Technology

StarTree Cloud

A managed Apache Pinot platform that serves sub-second, high-concurrency analytics directly on Apache Iceberg and Parquet tables in object storage, with no ETL into a separate store.

7 connections 3 resources

Summary

What it is

A managed Apache Pinot platform that serves sub-second, high-concurrency analytics directly on Apache Iceberg and Parquet tables in object storage, with no ETL into a separate store.

Where it fits

It sits at the serving layer of a lakehouse, competing with batch lakehouse engines (Trino, ClickHouse) on latency and cost-per-query rather than on ad-hoc SQL breadth.
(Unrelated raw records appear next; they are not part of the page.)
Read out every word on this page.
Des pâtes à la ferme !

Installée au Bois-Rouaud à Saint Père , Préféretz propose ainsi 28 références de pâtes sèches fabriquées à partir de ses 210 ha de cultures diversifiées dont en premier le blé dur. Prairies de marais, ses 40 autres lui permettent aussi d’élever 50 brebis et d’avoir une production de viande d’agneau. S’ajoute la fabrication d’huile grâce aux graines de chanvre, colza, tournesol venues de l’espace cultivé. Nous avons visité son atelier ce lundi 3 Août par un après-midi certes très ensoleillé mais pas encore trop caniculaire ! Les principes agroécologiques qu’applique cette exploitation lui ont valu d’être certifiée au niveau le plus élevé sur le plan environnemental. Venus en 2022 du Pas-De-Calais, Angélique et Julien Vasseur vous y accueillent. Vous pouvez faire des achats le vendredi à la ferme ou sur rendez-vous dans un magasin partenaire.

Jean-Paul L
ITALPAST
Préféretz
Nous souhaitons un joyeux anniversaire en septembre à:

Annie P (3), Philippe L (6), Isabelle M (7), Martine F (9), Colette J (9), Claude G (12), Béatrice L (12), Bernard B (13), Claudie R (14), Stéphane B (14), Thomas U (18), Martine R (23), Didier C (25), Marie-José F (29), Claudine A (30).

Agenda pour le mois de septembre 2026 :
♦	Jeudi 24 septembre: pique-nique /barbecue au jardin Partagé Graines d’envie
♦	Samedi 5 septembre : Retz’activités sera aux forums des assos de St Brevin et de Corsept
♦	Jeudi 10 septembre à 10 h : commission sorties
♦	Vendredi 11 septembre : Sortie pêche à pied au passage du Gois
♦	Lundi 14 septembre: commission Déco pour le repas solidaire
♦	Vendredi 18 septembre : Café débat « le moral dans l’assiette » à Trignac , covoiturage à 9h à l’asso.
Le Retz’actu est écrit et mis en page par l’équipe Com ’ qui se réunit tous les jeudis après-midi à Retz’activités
For S3-native data infra, it turns Iceberg-on-S3 into a directly servable, user-facing analytics substrate.

Misconceptions / Traps

Native Iceberg querying shipped July 2025; the eye-catching 9-39x numbers come from a separate May 2026 benchmark, not the launch post.
Headline QPS (up to 498) depends on index pinning; cold first-touch queries against object storage are slower.

Key Connections

reads_from Apache Iceberg — queries Iceberg/Parquet directly without conversion to Pinot segments.
competes_with Trino — same Iceberg-on-S3 data, but optimized for low-latency high-QPS serving.
enables Lakehouse — adds an interactive serving tier on top of lakehouse storage.

Definition

What it is

StarTree Cloud is a fully managed real-time analytics platform built on Apache Pinot, the open-source OLAP database for low-latency, high-concurrency queries. It extends Pinot with enterprise features and added native querying of Apache Iceberg and Parquet tables directly on object storage. The goal is interactive, external-facing analytics served straight from a lakehouse.

Why it exists

Iceberg tables on S3 are normally queried by batch engines (Trino, ClickHouse) with seconds-to-minutes latency. StarTree lets you serve sub-second, high-QPS queries directly off Iceberg/Parquet on object storage without ETL into a separate serving store, collapsing the lakehouse-to-serving-layer copy. That makes object storage itself the serving substrate for user-facing analytics.

Primary use cases

User-facing/external analytics, real-time dashboards on lakehouse data, high-QPS aggregations over Iceberg, anomaly and metrics serving, lakehouse query acceleration without data duplication.

Recent developments

Latest signals

StarTree added native Apache Iceberg support, letting Pinot query Iceberg and Parquet tables directly with no data transformation or duplication. Announced July 23, 2025, it removes the prior requirement to extract and convert lakehouse data into Pinot's native segment format. Per StarTree Adds Native Iceberg Support.
A May 2026 benchmark on a 12.2-billion-row (~770 GB) Iceberg dataset showed StarTree 9-39x faster than ClickHouse OSS and 4-21x faster than Trino, with no local storage. Cold-cache latencies ranged from 491 ms (filtered count) to 2.4 s (map column) versus multi-second times for the others. Per StarTree Benchmark: Iceberg Query Performance vs. Trino vs. ClickHouse.
With index pinning StarTree sustained up to 498 QPS at 289 ms average latency on the same Iceberg data. Cost per query was $0.0012 sequential — roughly 7.4x cheaper than Trino and 14.9x cheaper than ClickHouse — at 7.1% server CPU versus 31.3% (Trino) and 44.8% (ClickHouse). Per StarTree Benchmark: Iceberg Query Performance vs. Trino vs. ClickHouse.
It achieves direct Iceberg serving via a Parquet forward-index reader plus aggressive pruning, transferring less data from object storage per query. Per Low Latency Serving on Iceberg with Apache Pinot, in StarTree Cloud.